La cesión se cerró por un año, sin cargo para la Lepra mendocina y con una opción de compra de 4 millones de dólares por el 50% de la ficha. Una de las condiciones que impuso River fue que Salas no pueda enfrentarlo, la misma restricción que ya aplica con Ian Subiabre en Tigre.
River recibirá a Independiente Rivadavia el 6 de septiembre por el Torneo Clausura y Salas no podrá jugar. A diferencia de lo que se especuló al principio, la cláusula no prevé una penalidad económica: fue un gesto para encaminar la transferencia.

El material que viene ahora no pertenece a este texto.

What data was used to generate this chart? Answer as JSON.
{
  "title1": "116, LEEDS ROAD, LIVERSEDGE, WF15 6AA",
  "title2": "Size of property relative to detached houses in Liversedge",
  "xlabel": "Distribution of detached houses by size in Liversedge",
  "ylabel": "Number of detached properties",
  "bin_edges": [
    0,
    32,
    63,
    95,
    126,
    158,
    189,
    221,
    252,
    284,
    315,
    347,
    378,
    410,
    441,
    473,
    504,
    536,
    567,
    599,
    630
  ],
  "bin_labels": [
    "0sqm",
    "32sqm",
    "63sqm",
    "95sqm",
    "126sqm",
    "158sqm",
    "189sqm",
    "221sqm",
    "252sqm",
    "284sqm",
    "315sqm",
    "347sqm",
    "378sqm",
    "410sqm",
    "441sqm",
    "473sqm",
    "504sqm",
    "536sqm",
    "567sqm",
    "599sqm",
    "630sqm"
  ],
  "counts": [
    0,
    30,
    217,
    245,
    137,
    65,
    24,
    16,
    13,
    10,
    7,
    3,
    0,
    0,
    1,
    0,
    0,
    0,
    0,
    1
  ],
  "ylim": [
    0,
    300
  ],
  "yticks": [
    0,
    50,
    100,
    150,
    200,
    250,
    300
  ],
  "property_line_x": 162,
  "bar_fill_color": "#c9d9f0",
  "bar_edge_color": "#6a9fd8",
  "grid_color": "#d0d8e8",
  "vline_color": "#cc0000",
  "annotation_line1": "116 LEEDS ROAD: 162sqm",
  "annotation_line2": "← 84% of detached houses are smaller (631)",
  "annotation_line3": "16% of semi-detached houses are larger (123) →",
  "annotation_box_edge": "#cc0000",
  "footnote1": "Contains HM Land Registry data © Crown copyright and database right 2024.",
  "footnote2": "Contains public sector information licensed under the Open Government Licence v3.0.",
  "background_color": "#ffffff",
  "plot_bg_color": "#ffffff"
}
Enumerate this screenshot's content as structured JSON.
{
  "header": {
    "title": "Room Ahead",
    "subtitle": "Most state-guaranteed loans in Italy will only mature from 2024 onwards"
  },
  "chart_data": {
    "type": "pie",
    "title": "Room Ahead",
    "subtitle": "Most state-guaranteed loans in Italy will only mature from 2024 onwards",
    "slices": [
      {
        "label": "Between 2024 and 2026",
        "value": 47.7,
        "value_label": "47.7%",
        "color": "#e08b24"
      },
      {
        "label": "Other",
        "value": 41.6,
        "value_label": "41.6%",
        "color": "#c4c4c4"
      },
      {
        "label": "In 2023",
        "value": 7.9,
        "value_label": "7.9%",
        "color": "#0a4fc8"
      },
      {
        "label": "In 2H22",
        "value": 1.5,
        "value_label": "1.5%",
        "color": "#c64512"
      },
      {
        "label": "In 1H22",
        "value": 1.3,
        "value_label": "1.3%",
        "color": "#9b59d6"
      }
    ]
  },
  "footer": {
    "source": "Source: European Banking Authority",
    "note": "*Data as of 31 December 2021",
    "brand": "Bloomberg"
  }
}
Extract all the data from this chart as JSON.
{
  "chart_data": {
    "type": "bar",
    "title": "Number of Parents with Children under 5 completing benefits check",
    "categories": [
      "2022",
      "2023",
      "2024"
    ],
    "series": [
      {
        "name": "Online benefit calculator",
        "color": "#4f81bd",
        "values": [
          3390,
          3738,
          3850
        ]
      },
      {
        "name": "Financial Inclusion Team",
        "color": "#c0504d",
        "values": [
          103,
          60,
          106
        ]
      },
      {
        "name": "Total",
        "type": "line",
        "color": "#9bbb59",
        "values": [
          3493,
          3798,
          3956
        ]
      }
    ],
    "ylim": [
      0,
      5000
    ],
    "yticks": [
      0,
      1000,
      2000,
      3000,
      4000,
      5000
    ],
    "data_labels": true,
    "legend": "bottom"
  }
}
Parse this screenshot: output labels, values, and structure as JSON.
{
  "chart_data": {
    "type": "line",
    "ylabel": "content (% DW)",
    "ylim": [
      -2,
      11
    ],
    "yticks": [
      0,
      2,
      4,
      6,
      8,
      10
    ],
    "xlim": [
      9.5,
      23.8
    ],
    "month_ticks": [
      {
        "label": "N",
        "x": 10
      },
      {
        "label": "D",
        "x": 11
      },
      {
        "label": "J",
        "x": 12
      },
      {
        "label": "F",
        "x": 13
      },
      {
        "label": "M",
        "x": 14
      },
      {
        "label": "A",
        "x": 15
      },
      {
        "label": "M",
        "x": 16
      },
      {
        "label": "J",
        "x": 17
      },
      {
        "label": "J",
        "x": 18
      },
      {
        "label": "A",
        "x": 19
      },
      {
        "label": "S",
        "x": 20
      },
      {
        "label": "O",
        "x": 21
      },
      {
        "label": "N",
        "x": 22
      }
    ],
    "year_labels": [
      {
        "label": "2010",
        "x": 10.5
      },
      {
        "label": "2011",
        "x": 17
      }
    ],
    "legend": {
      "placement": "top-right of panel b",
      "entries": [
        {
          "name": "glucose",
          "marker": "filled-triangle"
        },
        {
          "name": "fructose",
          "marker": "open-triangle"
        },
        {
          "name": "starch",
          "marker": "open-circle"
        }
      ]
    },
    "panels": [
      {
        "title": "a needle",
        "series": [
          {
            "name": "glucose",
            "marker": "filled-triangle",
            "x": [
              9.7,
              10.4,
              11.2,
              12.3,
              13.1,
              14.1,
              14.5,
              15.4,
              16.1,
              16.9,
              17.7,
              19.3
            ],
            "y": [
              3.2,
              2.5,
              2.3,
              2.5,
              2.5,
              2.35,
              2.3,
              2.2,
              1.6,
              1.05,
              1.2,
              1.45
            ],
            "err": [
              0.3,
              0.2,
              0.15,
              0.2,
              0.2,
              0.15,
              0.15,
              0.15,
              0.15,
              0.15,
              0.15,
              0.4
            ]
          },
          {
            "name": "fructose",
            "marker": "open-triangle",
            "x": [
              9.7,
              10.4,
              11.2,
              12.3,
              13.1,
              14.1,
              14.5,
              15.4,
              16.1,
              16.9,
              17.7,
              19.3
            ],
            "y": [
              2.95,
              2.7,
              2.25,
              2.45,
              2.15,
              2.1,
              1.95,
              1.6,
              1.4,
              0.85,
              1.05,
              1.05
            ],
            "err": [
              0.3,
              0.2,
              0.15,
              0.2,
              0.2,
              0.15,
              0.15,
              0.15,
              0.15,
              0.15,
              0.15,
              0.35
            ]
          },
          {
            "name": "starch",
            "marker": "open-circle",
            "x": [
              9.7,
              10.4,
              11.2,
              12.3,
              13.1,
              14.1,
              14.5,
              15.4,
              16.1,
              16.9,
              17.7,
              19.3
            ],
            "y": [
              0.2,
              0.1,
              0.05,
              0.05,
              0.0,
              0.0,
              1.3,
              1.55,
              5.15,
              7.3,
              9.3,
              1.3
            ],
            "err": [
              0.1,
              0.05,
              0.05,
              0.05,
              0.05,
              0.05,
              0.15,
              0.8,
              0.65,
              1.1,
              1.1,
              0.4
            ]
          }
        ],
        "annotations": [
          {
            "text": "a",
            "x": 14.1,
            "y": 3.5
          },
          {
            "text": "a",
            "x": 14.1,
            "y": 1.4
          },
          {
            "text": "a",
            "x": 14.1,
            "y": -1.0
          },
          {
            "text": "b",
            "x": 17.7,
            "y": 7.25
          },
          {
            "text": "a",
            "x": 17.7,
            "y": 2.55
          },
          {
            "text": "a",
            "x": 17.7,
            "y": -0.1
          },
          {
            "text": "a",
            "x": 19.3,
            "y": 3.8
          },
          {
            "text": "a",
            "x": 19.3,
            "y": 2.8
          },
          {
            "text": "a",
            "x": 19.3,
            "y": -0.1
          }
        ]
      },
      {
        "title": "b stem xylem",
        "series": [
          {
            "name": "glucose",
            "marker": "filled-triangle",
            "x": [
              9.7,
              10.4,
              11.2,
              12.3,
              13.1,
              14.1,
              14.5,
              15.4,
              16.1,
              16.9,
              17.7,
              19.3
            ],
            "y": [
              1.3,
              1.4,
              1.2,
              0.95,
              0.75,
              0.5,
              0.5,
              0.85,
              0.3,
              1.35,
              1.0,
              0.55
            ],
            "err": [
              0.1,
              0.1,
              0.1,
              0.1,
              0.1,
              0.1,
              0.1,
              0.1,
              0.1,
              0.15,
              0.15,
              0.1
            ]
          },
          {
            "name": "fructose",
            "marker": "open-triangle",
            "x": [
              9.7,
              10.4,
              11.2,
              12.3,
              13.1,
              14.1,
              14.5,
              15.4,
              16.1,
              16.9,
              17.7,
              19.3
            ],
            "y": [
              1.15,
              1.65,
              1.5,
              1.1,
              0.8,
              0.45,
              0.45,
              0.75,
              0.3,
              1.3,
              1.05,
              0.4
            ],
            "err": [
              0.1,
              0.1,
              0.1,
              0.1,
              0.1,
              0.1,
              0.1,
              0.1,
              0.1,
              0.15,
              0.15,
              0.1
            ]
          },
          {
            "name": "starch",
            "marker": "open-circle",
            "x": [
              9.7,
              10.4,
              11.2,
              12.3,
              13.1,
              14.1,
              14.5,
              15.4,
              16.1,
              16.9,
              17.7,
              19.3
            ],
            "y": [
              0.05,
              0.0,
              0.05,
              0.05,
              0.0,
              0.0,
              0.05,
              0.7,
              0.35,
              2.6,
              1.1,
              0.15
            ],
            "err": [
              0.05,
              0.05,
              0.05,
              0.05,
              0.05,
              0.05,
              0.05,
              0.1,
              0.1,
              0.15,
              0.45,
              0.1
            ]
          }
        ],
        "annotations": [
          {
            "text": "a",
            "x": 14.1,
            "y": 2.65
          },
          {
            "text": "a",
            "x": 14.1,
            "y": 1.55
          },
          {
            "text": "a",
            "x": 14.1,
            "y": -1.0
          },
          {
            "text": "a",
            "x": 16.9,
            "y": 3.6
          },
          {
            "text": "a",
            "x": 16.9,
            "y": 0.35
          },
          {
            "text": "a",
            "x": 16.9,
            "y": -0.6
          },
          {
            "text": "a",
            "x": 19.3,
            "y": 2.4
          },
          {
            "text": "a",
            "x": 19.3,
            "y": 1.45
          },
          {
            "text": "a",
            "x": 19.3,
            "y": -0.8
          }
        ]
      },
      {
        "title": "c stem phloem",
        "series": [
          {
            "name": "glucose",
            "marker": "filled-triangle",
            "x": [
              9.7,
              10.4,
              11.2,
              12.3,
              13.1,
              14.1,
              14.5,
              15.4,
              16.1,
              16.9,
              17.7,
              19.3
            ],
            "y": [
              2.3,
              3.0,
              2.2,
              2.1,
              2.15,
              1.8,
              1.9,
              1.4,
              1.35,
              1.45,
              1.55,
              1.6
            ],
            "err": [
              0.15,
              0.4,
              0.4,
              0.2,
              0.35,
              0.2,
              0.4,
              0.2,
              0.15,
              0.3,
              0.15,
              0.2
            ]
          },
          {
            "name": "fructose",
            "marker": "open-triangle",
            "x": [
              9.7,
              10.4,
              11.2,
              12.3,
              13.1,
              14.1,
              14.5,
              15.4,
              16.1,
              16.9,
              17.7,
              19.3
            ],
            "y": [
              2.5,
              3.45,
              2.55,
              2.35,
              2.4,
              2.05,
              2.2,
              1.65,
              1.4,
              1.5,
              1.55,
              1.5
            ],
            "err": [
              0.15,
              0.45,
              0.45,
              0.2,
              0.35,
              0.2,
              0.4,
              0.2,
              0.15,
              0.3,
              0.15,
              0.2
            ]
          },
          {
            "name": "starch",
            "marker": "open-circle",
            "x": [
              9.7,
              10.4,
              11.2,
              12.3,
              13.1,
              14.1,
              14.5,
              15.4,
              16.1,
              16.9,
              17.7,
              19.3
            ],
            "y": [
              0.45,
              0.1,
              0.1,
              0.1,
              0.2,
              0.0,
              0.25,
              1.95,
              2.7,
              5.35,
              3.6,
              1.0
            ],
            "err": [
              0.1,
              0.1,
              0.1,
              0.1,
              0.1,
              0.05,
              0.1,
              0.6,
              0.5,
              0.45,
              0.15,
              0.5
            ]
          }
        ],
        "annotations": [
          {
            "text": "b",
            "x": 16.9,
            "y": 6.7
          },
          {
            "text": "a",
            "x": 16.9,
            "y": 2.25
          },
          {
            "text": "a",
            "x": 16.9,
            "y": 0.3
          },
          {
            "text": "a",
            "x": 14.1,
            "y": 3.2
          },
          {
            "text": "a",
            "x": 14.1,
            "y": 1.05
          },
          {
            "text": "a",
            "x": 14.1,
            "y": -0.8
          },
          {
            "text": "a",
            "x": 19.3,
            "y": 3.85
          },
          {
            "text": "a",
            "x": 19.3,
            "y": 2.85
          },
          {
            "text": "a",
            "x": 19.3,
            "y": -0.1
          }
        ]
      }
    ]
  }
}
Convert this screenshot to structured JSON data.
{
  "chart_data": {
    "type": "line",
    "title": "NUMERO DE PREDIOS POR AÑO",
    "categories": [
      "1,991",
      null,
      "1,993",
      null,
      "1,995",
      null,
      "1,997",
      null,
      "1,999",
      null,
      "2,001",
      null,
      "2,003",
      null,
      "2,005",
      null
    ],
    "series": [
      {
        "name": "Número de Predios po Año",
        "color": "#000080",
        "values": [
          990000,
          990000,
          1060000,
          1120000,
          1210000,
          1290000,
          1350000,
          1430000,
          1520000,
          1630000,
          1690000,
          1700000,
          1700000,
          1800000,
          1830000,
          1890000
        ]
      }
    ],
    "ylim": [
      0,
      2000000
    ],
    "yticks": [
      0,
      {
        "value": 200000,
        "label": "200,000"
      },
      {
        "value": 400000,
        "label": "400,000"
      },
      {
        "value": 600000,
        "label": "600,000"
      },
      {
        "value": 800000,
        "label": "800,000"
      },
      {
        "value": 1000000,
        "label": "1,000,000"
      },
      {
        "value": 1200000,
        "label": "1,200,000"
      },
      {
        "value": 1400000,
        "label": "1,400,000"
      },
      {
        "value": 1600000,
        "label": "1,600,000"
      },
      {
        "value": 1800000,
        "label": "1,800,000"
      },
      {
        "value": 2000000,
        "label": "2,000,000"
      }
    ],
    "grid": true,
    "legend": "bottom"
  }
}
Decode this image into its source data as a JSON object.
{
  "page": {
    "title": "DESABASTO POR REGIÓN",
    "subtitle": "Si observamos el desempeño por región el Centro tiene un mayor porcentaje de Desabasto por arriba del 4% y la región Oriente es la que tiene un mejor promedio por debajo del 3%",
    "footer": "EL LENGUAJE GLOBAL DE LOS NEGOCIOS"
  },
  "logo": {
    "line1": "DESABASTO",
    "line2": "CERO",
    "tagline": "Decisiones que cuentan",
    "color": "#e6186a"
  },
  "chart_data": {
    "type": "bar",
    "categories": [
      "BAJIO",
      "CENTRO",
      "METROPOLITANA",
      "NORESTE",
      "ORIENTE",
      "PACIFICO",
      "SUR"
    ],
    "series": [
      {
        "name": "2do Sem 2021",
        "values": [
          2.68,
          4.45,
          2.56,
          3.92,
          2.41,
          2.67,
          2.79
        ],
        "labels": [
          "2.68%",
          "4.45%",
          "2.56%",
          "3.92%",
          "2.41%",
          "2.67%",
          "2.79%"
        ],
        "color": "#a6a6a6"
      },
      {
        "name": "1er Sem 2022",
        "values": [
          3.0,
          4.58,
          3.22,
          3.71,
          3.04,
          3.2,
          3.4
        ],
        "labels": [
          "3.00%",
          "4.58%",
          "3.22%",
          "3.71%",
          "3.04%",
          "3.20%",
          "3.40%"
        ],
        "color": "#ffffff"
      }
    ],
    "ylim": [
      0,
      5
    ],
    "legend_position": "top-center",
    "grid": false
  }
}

Salas había quedado apartado del plantel en el predio de Cantilo junto a otros “borrados” luego de que la dirigencia le comunicara que no iba a ser tenido en cuenta. “No está bueno estar encerrado en un contenedor. A nadie le sirve que estemos encerrados ahí”, describió el atacante, que apenas doce meses atrás llegó a Núñez por 8 millones de euros netos desde Racing.
El delantero también apuntó contra los manejos de la cúpula riverplatense. “Estoy enojado, se nos trató muy mal, creo que no merecíamos terminar así, apartados”, sostuvo. Y agregó: “No sé quién tomó esa decision, si el técnico o la dirigencia”. Además, Salas dijo: “Me hubiera gustado que Coudet nos dijera lo que pasó”. La fuente deslizó que la orden no provino de Eduardo Coudet, quien lo desmintió en varias conferencias de prensa.
Ya en Mendoza, el presidente de la Lepra, Daniel Vila, le dio la bienvenida y marcó diferencias con el trato recibido en River. “Recién llego a Mendoza y estuve con él. La primera vez que lo vi. Lo noté feliz, contento, con muchas ganas de jugar. Sonriente”, contó Vila. Y subrayó: “Los jugadores que vienen son bien recibidos y los que se van, se van por la puerta grande”.
Salas intentará relanzar su carrera en un equipo que este semestre afronta la Copa Libertadores. El 6 de septiembre, cuando la Lepra visite el Monumental, deberá mirarlo desde la tribuna, impedido por la cláusula que le veda jugar contra River.